Flick forward to 2022: Paypal has closed the accounts of ‘toadmeister’ Toby Young, and the Free Speech Union he founded and leads. No explanation.
This is the face of tech tyranny. The Free Speech Union exists only to defend people whose lives and careers have already been actually ruined by locally-empowered tyrants who hate them. That willingness to defend the persecuted is what Paypal now decrees is beyond the pale.
Loathsome to to their corporate beliefs, apparently, are attempts to defend those already unjustly persecuted for speech-crimes.
President (for life?) and CEO of Paypal is Daniel Shulman. He is a tyrant, every inch as recognizably as Hong Kong’s communist lick-spittles.
Tyranny like this will certainly flourish and extend its malevolent grip unless it is stopped. What can be done?
Cancel your Paypal account. There are alternatives which at present are less grotesquely horrible.
Join the Free Speech Union. The £50 annual subscription is the cost of fighting back.
Write to your MP. Bad actors like Paypal get away with it because they have engineered a monopolistic or near-monopolistic market position. Point out that Paypal warrants an investigation by the Competition and Markets Authority.
Complain to the Competition and Markets Authority about Paypal’s abuse of its market position.
Tech tyranny is the greatest threat to an open, informed society which our representative democracy needs. The US tech monsters have effectively waged war on US society, for profit, and in doing so have turned the US into a cautionary tale.
Paypal’s assault is not just the principle of free speech itself, but the principle that defending free speech from malevolent actors who would suppress it. It is a warning shot. It’s not a glimpse into a dystopian future. It’s a revelation that. . . we’re already there.
Addendum. It strikes me that PayPal might be vulnerable to a libel action from the Free Speech Union. After all, PayPal's actions are justified, they say, by FSU's breach of their Acceptable Use Policy, which ban those "that promote hate, violence or racial intolerance." By its action, PayPal is publicly accusing FSU of that. That looks to me like libel: FSU should sue, and invite them to prove it in a British court. Any lawyers out there willing to take the case?
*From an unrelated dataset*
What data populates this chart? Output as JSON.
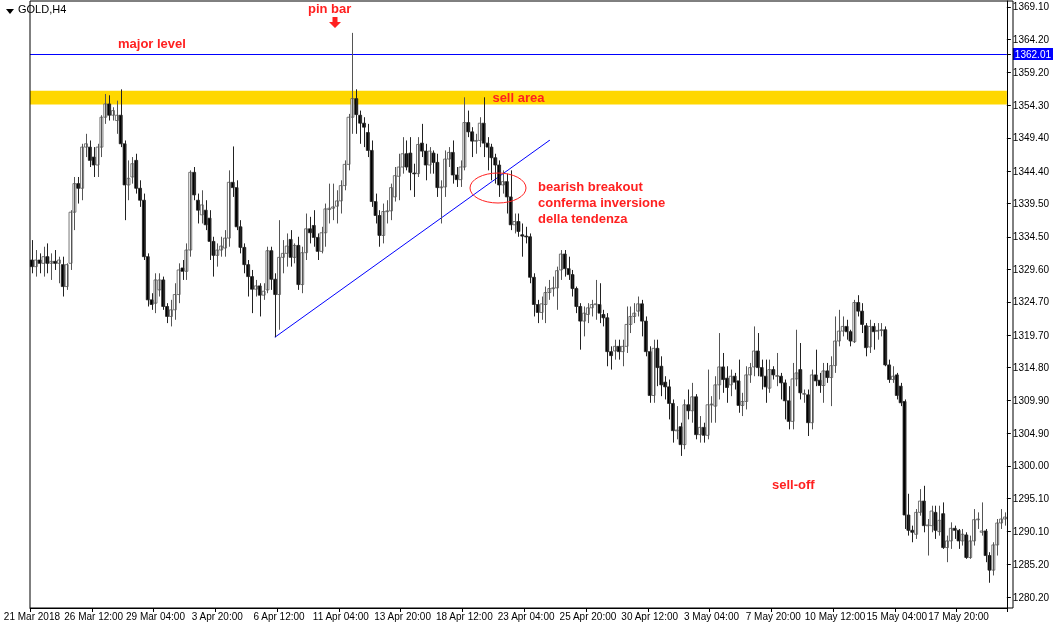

Another addendum. It turns out that the tyrant had planned to fine its customers US$2,500 in the US for being involved in 'misinformation' - their definition, obviously. After further inevitable outcry, this published policy has now been withdrawn and said to have been published 'in error'.
Which sounds suspiciously like spreading misinformation to me.
But it is further striking evidence of why everyone should be avoiding like the plagues this tyranny that would so dearly love to be unfettered.